The two cases are as different as night and day.

Jockey Carlos Eduardo Lopez, who recently arrived in the United States from Uruguay, was penalized for his ride aboard Venezuelan Talent in the seventh race at Monmouth Park on July 11. Kevin Witte, Lopez’s agent, said the rider admitted he “got caught in the moment” and used the riding crop to cheer his mount on as he battled for the lead in the stretch. Venezuelan Affair was passed deeply by Emirates Affair, finishing second by a length.

“He only speaks Spanish, but he was told before the race that he could not use the whip but that he had the choice to take it with him for protection,” said Witte. “He has apologized and will accept the suspension.”

Lopez will be suspended from July 24 to July 28 inclusive.

Carlos Montalvo plans to appeal the suspension and fine he received for his ride aboard MI Six, winner of the first race at Monmouth Park on July 11. Montalvo claimed in a hearing with Monmouth Park stewards that he used the whip to prevent MI Six from rushing into the turn – something the gelding practice rider said happened during the morning workout. According to the Equibase chart, Montalvo hit MI Six three times with the crop as the gelding drifted around the turn.

The New Jersey Racing Commission bans its stewards from speaking to the media, referring all inquiries to the New Jersey attorney general’s office, which oversees the commission. The commission obscured when asked to explain what types of situations would warrant acceptable use of the whip for safety.

The sanctions against Montalvo suggest that the stewards either say that a drifting horse with a history of bolting does not deserve the use of the whip, or that they believe that Montalvo and those who have testified on his behalf at the ‘hearing – including the exercise rider – are being dishonest.

MI Six was entered in a race earlier this week in Parx, but has been listed as a scratch vet.

Lawyer Drew Mollica, who represented Montalvo at the flight attendants’ hearing, will handle his appeal. His suspension must run from August 24 to August 28 inclusive.

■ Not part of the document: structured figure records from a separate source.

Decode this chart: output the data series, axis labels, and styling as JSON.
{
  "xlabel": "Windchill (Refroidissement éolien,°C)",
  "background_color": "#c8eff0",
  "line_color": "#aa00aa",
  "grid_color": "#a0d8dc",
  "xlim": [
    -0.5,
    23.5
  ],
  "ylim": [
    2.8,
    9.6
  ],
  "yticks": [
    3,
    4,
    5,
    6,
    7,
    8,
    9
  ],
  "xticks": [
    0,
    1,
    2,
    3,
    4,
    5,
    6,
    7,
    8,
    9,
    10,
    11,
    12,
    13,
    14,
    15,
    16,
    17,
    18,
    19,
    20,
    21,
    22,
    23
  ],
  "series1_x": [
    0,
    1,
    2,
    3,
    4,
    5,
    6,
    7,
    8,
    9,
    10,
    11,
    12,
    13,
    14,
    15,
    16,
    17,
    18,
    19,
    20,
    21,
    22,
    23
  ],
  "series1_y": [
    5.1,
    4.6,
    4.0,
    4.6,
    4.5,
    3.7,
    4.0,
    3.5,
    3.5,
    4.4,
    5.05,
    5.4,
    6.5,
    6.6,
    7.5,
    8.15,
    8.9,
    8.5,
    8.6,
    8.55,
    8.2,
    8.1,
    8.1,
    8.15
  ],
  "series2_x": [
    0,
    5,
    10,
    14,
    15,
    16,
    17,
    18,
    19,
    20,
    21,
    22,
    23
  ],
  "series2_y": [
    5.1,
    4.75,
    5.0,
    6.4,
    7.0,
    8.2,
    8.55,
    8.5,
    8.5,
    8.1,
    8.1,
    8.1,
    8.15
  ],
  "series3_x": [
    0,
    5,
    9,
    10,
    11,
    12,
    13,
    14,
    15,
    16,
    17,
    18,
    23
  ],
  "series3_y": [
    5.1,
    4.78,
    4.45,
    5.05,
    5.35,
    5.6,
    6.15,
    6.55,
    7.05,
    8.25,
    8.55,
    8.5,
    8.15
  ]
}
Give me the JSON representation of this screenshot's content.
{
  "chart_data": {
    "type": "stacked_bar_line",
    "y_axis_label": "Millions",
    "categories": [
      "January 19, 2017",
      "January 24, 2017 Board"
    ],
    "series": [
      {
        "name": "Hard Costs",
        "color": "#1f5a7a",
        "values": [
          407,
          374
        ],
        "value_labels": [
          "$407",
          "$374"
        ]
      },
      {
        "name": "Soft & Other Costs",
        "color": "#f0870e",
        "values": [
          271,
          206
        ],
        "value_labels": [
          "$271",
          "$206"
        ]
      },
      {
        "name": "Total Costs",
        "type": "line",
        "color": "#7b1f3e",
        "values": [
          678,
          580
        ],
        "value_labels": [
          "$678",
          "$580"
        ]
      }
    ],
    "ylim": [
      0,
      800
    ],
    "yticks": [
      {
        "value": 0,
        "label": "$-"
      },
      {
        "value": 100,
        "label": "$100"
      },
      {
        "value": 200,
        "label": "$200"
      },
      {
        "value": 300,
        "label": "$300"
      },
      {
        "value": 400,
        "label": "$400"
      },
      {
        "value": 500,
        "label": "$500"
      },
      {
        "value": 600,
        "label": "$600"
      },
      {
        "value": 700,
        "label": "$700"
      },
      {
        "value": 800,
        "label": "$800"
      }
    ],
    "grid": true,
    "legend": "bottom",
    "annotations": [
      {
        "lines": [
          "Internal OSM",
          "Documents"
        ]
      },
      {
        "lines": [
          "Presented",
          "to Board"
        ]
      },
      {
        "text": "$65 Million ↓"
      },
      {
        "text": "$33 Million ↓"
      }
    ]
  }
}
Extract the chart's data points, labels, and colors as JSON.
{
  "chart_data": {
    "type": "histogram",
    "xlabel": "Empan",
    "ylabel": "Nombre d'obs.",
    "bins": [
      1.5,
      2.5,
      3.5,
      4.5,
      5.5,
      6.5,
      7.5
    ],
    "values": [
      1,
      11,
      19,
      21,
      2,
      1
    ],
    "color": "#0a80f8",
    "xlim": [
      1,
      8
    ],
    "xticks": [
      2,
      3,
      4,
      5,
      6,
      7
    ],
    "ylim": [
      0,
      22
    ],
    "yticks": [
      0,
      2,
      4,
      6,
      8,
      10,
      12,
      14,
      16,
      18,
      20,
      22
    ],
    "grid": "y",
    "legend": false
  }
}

Stewards have scheduled a hearing next week with Flavien Prat to consider penalties for his ride aboard Hot Rod Charlie in the Rank 1 tvg.com Haskell Stakes on July 17. Hot Rod Charlie finished first but was disqualified and placed last after drifting without permission after passing Midnight Bourbon at mid-stretch. Midnight Bourbon cut Hot Rod Charlie’s heels and tripped, knocking down Paco Lopez. Neither the horse nor the rider was seriously injured.